Girma Worka, who identified himself as a relative, said the child had been running a temperature off and on since Friday.
"She had been giving him Tylenol," Worka said, while waiting to drive Alemu back to the hospital.
"Then he just started running around crazy all of a sudden, like he didn't know what to do. She tried to catch him so she could give him the medicine, and then his eyes rolled back and he collapsed."
Through Worka, Alemu said that nothing similar had ever happened before with Jonathan, the couple's only child.
Williams said another Calgary-area toddler had entered his thoughts as he breathed air back into Jonathan's lungs.
"A million things go through your mind, but I thought of that two-year-old girl in Airdrie who just died," he said, shaking his head. "I was thinking, I don't know, maybe that was what this was."
Jayden Tucker died Dec. 29 following complications from the flu, her parents said.
Williams was in the same situation five years before, when he responded to a drowning at Lake Sundance. A young girl was pulled from the water, and Williams brought her back to life with CPR. She'd been underwater for almost 15 minutes, though, and was critically ill.
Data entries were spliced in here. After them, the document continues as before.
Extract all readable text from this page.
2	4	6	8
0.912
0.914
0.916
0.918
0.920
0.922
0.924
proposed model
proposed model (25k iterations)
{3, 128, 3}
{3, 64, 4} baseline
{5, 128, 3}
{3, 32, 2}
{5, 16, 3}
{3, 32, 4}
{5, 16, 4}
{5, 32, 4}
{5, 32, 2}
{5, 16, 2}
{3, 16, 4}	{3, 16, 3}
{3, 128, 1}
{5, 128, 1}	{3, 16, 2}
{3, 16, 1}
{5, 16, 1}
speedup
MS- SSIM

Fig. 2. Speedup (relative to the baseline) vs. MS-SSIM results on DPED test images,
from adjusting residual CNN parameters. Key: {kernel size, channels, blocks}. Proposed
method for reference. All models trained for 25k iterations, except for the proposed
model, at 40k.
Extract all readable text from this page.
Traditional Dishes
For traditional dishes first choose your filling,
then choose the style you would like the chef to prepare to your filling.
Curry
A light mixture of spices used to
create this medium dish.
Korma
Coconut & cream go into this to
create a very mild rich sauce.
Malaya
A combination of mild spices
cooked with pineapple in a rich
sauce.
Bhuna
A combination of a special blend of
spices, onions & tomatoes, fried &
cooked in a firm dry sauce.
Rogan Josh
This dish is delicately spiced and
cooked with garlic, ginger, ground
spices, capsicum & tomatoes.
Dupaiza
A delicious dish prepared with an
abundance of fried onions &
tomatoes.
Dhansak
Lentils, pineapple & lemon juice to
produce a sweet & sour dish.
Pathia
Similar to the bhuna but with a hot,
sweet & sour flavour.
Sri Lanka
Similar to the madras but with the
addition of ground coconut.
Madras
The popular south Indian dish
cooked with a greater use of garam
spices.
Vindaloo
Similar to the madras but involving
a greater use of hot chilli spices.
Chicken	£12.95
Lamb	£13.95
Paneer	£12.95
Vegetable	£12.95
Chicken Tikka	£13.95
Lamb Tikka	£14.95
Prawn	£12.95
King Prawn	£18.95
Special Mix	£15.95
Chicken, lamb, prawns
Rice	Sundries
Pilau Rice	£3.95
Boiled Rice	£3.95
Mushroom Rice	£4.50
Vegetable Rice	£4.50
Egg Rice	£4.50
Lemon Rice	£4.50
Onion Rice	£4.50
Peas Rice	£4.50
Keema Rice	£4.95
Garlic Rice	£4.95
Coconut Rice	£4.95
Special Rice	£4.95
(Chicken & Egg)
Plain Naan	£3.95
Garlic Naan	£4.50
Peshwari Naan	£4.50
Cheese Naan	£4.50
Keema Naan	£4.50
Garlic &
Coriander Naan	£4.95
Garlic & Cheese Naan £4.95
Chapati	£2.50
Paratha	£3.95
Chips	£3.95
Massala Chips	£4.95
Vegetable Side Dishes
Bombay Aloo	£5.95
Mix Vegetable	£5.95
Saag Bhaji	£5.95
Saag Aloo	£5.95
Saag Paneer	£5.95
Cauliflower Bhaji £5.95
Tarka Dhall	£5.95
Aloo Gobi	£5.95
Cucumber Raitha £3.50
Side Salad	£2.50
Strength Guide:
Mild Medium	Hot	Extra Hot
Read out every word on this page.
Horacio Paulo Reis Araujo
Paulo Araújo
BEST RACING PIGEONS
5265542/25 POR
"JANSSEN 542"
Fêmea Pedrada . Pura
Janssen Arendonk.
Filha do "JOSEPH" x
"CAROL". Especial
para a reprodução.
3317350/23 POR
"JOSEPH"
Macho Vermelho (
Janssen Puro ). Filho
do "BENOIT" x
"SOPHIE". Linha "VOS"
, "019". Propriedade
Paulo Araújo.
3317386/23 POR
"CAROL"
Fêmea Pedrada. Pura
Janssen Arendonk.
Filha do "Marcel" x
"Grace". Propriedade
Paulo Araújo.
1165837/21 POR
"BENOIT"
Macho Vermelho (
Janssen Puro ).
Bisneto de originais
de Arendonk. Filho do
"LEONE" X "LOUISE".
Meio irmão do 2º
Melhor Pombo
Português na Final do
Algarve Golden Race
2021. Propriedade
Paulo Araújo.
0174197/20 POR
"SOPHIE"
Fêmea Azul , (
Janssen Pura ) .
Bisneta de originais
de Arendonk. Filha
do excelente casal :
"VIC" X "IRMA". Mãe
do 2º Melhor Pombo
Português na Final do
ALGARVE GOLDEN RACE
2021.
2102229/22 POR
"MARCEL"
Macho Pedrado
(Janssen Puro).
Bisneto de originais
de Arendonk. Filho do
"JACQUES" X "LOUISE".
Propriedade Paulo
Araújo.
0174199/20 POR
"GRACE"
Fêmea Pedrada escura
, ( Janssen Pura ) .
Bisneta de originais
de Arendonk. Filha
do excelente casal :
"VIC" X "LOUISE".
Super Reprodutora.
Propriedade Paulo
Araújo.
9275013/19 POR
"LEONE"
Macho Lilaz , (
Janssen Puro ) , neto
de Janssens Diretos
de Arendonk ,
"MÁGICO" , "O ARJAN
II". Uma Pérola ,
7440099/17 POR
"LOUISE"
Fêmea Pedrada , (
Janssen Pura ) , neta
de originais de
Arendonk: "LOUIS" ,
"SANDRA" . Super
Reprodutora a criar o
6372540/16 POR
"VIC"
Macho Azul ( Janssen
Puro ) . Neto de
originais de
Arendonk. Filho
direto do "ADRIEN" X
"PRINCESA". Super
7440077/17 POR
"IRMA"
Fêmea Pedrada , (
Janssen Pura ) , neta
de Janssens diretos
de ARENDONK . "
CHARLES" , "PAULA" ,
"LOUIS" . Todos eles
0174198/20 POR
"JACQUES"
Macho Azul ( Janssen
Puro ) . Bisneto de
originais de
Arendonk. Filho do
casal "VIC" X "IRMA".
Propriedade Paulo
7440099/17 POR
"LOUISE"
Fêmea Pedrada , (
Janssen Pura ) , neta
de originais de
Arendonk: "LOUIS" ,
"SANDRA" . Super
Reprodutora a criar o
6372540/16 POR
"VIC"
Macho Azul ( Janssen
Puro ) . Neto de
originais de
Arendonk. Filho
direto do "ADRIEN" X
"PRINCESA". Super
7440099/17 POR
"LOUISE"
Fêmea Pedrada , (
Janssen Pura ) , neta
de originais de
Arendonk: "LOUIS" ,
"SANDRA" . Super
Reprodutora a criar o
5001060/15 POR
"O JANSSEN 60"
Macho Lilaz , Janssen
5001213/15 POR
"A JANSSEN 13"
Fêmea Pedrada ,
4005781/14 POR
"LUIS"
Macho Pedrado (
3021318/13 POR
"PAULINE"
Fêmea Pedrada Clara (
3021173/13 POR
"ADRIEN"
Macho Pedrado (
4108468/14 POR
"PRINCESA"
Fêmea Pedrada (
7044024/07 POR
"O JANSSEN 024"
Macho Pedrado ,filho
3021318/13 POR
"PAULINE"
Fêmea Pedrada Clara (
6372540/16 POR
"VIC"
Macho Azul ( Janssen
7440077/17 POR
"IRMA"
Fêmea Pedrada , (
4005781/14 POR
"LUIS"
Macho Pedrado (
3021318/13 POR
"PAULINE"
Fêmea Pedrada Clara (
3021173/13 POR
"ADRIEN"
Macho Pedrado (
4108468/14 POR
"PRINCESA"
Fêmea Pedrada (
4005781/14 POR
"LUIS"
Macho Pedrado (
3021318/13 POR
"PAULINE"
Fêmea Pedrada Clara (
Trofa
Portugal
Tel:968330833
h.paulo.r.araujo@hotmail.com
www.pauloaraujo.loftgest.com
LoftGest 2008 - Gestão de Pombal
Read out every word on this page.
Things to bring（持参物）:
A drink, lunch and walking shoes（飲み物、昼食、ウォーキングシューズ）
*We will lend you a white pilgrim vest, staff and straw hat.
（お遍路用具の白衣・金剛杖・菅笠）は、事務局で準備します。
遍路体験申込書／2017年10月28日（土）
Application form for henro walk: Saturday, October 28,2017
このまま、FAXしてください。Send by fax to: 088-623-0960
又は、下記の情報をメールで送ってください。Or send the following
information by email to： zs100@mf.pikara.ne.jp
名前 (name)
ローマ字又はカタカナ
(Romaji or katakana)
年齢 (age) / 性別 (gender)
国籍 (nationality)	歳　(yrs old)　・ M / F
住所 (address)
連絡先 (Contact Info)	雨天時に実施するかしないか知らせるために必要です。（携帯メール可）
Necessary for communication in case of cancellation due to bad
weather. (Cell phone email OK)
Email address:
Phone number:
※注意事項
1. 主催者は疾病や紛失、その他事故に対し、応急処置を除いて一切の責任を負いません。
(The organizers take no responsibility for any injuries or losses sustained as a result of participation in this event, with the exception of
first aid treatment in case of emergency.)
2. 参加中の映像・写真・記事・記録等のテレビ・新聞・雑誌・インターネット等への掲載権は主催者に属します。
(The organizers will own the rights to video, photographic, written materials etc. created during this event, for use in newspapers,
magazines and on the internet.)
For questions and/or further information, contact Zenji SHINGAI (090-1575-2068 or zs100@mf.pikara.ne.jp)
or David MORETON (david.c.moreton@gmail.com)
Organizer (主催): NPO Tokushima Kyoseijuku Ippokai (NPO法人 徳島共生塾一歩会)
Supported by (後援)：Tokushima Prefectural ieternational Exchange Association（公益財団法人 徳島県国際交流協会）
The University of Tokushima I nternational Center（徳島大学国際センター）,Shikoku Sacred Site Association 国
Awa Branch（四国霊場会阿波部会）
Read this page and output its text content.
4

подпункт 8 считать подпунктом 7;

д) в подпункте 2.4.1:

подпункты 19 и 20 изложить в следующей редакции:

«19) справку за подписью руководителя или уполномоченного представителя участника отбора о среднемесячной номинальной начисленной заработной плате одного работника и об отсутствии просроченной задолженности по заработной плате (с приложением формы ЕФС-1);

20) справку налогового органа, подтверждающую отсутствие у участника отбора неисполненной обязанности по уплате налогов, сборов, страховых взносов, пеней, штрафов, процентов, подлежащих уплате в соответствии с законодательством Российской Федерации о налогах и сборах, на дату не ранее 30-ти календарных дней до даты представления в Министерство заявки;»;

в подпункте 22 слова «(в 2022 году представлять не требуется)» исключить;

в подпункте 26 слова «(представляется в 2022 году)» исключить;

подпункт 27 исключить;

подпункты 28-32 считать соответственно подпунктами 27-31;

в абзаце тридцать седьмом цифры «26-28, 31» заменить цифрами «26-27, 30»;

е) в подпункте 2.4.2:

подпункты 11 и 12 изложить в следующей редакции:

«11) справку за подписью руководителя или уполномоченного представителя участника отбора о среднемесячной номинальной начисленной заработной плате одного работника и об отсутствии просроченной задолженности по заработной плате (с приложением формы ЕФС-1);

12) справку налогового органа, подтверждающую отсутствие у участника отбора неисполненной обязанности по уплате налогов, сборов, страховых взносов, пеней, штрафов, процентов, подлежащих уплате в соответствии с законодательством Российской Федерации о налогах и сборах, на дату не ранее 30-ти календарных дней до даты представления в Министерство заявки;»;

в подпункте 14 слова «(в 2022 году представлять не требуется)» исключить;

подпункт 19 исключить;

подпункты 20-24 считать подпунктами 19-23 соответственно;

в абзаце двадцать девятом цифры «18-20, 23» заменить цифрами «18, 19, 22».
She passed away a week later.
Williams was relieved to hear how well Jonathan responded.
"It'd be nice to know why he stopped breathing in the first place, but it's great that he's doing well," he said.
Williams' life-saving efforts came less than 48 hours after police officers, paramedics and firefighters combined resources to save another infant's life.
On Thursday night, paramedics in the back of an ambulance worked to revive an eight-month-old baby who nearly drowned in a bathtub, while a firefighter drove at high speeds through intersections controlled by Calgary police between a northeast neighbourhood and the Alberta Children's Hospital in the city's southwest.
"Usually when we get a call like that it's a split-minute decision," said EMS spokesman Dallas Pierson.
A firefighter driving an ambulance is practically a daily occurrence, Pierson said, but it's rare for police to close down intersections. "It almost seems seamless when they have to do it," he said. "It flows so smoothly for us."
Pierson said the infant's condition is still listed as critical and life-threatening.